China eyes Bagram airfield to expand influence, embarrass US, says report
Sep 08, 2021
Kabul [Afghanistan], September 8 : China is eyeing the former US airbase of Bagram in Afghanistan in order to expand its influence in the region and embarrass America.
Paul D Shinkman, writing in US News said that China has secured friendly relations with the new Taliban government in Afghanistan and is now considering new ways to expand influence and embarrass the US.
China is considering deploying military personnel and economic development officials to Bagram airfield, perhaps the single-most prominent symbol of the 20-year US military presence in Afghanistan.
The Chinese military is currently conducting a feasibility study about the effect of sending workers, soldiers and other staff related to its foreign economic investment program known as the Belt and Road Initiative (BRI) in the coming years to Bagram, according to a source briefed on the study by Chinese military officials, who spoke to US News on the condition of anonymity, said Shinkman.
Beijing has already recognized the geostrategic importance of Bagram overtly.

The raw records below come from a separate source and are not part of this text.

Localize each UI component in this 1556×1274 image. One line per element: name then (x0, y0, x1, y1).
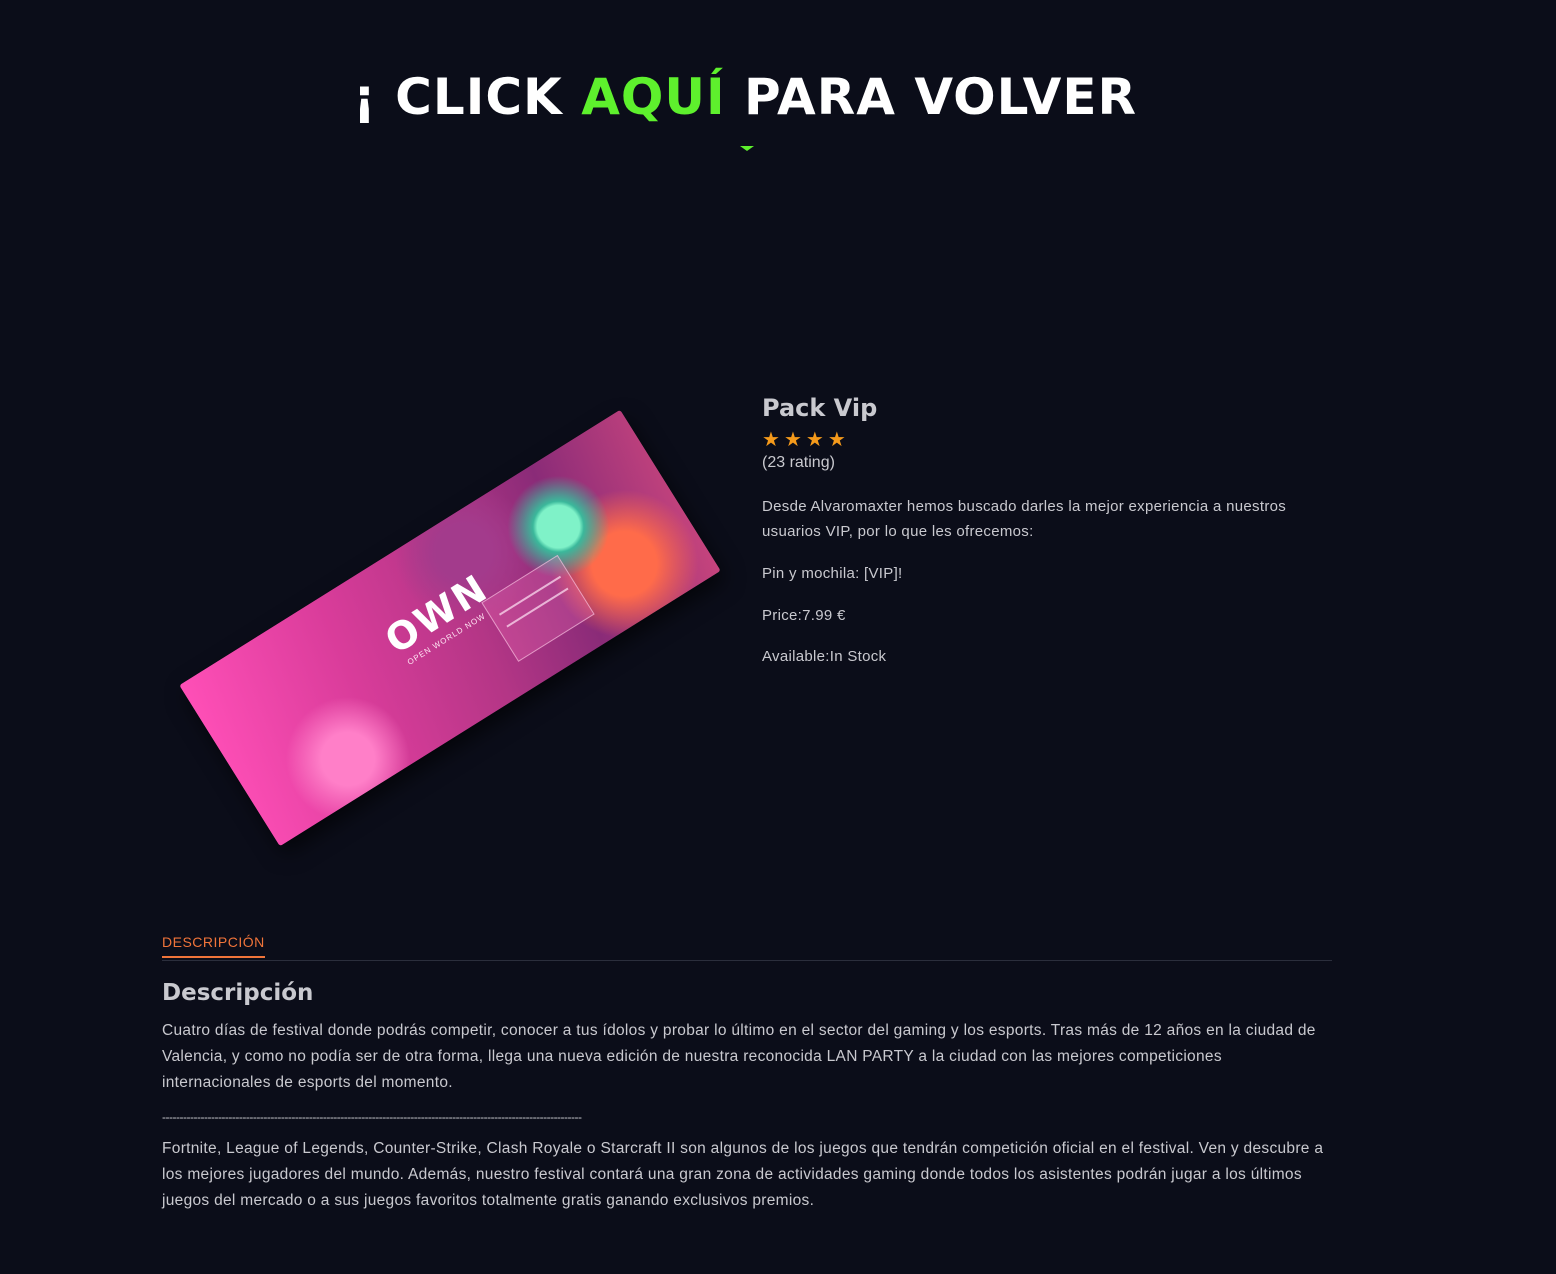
description-paragraph-1: Cuatro días de festival donde podrás com… (162, 1022, 1316, 1091)
product-info: Pack Vip ★ ★ ★ ★ (23 rating) Desde Alvar… (762, 394, 1322, 669)
description-heading: Descripción (162, 980, 314, 1006)
star-icon: ★ (783, 429, 802, 451)
banner-accent: AQUÍ (581, 68, 726, 126)
description-panel: Descripción Cuatro días de festival dond… (162, 980, 1334, 1214)
banner-underline-marker (740, 146, 754, 151)
product-title: Pack Vip (762, 394, 878, 422)
product-description: Desde Alvaromaxter hemos buscado darles … (762, 498, 1287, 540)
star-icon: ★ (805, 429, 824, 451)
rating-count: (23 rating) (762, 454, 835, 471)
description-paragraph-2: Fortnite, League of Legends, Counter-Str… (162, 1140, 1324, 1209)
product-price: Price:7.99 € (762, 607, 846, 624)
product-pin: Pin y mochila: [VIP]! (762, 565, 903, 582)
description-divider: ----------------------------------------… (162, 1110, 582, 1124)
rating-stars: ★ ★ ★ ★ (762, 430, 1322, 450)
product-tabs: DESCRIPCIÓN (162, 934, 1332, 961)
star-icon: ★ (762, 429, 780, 451)
back-link-banner[interactable]: ¡ CLICK AQUÍ PARA VOLVER (0, 68, 1490, 126)
banner-prefix: ¡ CLICK (352, 68, 582, 126)
product-availability: Available:In Stock (762, 648, 887, 665)
tab-descripcion[interactable]: DESCRIPCIÓN (162, 934, 265, 958)
star-icon: ★ (827, 429, 846, 451)
banner-suffix: PARA VOLVER (725, 68, 1138, 126)
ticket-text-panel (481, 554, 595, 662)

Its state media almost immediately hopped on the sudden and surprise U.S. departure from the key logistics hub in July, sending a video crew, which gained easy access to it, to document the aftermath of what it described as a "hasty withdrawal" and "humiliating defeat."
China's latest consideration matches well-worn practices it has perfected in recent years to quietly expand its economic and military influence beyond its borders under the guise of infrastructure investment projects.

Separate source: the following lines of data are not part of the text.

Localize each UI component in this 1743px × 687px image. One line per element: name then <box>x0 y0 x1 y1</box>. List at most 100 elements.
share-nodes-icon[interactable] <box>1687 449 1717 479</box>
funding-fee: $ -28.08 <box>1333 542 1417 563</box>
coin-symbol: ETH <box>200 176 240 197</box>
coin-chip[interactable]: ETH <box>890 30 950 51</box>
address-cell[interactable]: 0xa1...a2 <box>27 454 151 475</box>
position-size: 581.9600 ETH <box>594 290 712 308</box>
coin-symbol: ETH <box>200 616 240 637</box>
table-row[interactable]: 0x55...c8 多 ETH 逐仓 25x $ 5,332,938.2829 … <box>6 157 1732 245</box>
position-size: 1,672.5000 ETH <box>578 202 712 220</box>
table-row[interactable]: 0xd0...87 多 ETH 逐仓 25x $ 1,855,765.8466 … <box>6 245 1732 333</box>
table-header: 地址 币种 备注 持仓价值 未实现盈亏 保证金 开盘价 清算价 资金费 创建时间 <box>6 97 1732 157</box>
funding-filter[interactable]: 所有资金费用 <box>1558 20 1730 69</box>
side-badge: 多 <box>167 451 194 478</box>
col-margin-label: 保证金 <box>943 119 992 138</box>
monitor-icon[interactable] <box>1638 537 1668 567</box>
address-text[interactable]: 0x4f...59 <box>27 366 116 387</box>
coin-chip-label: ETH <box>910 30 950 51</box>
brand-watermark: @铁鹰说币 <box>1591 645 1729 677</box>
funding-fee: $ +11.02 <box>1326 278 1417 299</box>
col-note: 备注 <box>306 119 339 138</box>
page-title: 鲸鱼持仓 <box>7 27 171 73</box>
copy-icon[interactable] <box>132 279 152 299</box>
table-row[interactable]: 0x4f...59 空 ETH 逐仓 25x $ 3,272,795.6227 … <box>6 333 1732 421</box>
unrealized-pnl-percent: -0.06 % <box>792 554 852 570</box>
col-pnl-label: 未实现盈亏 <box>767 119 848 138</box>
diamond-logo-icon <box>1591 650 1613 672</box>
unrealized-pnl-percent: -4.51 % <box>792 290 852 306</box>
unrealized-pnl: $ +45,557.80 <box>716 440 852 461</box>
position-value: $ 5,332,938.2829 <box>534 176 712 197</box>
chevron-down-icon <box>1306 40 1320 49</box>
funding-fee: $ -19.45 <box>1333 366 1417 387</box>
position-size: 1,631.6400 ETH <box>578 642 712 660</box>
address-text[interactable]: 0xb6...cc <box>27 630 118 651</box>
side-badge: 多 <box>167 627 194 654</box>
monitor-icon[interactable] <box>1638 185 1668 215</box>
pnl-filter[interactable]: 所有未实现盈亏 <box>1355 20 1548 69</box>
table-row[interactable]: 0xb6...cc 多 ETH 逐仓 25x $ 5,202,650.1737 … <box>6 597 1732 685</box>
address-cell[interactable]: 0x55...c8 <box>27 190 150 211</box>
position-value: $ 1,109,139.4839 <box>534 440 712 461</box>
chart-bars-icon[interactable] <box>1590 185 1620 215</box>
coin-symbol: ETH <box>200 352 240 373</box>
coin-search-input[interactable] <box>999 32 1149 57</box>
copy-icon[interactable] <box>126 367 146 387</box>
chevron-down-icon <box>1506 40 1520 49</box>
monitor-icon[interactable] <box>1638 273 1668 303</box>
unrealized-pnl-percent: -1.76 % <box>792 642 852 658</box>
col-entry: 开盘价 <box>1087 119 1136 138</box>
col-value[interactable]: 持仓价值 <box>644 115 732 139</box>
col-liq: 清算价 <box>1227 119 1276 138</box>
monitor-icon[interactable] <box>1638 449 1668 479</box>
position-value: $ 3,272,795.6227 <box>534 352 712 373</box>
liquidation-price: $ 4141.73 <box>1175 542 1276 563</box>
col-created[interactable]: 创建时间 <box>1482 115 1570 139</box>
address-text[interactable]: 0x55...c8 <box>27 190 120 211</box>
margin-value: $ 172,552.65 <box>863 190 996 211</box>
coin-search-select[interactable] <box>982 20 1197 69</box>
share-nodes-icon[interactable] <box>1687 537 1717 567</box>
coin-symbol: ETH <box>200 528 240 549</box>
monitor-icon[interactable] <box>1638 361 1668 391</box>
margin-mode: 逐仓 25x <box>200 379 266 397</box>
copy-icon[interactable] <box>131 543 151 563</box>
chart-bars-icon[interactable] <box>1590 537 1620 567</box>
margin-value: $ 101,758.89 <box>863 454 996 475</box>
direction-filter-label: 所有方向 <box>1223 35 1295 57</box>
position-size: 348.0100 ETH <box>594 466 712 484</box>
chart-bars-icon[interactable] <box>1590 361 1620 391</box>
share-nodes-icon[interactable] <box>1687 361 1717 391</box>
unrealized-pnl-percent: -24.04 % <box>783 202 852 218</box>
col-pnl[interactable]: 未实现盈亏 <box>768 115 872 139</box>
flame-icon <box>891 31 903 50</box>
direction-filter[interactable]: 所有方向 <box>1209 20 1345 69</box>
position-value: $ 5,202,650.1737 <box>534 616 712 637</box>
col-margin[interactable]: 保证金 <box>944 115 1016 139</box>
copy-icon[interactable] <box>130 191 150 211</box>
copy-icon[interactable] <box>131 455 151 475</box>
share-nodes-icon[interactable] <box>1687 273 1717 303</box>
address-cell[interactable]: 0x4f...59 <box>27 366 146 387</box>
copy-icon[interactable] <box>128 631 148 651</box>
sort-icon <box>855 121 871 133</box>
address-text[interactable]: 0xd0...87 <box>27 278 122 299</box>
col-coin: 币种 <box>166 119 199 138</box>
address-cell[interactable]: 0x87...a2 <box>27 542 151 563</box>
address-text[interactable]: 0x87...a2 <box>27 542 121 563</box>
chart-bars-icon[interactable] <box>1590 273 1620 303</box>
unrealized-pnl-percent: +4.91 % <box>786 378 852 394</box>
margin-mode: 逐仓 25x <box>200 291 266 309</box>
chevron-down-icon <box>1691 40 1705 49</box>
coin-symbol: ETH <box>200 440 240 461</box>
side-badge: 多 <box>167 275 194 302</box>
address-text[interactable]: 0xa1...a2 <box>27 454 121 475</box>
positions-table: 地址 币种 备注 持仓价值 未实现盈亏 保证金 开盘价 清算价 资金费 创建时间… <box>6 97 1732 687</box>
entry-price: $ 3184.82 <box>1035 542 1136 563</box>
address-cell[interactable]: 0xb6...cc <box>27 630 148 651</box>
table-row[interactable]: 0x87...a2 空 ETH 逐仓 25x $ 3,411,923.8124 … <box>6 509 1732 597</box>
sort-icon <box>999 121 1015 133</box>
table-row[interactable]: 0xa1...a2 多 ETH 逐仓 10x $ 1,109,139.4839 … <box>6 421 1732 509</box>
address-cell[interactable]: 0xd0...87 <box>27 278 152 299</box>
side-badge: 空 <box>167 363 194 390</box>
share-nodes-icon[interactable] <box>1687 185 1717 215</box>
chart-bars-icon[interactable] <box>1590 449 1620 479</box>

The current consideration in Beijing is not for any pending movements, rather a potential deployment as long as two years from now, the source says.
And it would not encompass taking over the base but rather sending personnel and supplies at the invitation of the government in Kabul - and certainly, after the Taliban secures its rule.
In addition to expanding its regional influence, Beijing's potential plan for Bagram would also amount to a devastating blow to the image of the US, which increasingly considers China its most pressing and challenging global threat, said Shinkman.
Earlier also China's military, the People's Liberation Army (PLA) reportedly secured exclusive rights to roughly a third of the Ream Naval Base in Cambodia in recent years through an expansion there it's backed.
In Myanmar, it has provided radio, radar and other military equipment to the local junta on the Coco Islands, an archipelago roughly 250 miles south of Yangon where China has reportedly held leasing rights for the last three decades.
It has employed similar tactics in neighbouring Pakistan, with which it has bolstered new security and intelligence-sharing arrangement in recent years, as first reported by US News.
The Taliban's revelation on Tuesday that its newly formed government will include as interior minister Sirajuddin Haqqani, the scion of the notorious Pakistan-based Haqqani Network terrorist group for whom the FBI is offering a USD 10 million rewards, has further bolstered Islamabad's position as a conduit between China and its ambitions in Afghanistan.
China likely could achieve its latest ambitions for Bagram through help from Pakistan, Yun Sun, Director of the China Program at the Stimson Center think tank, said "But if feasible, I am sure they would like to cut out the middleman."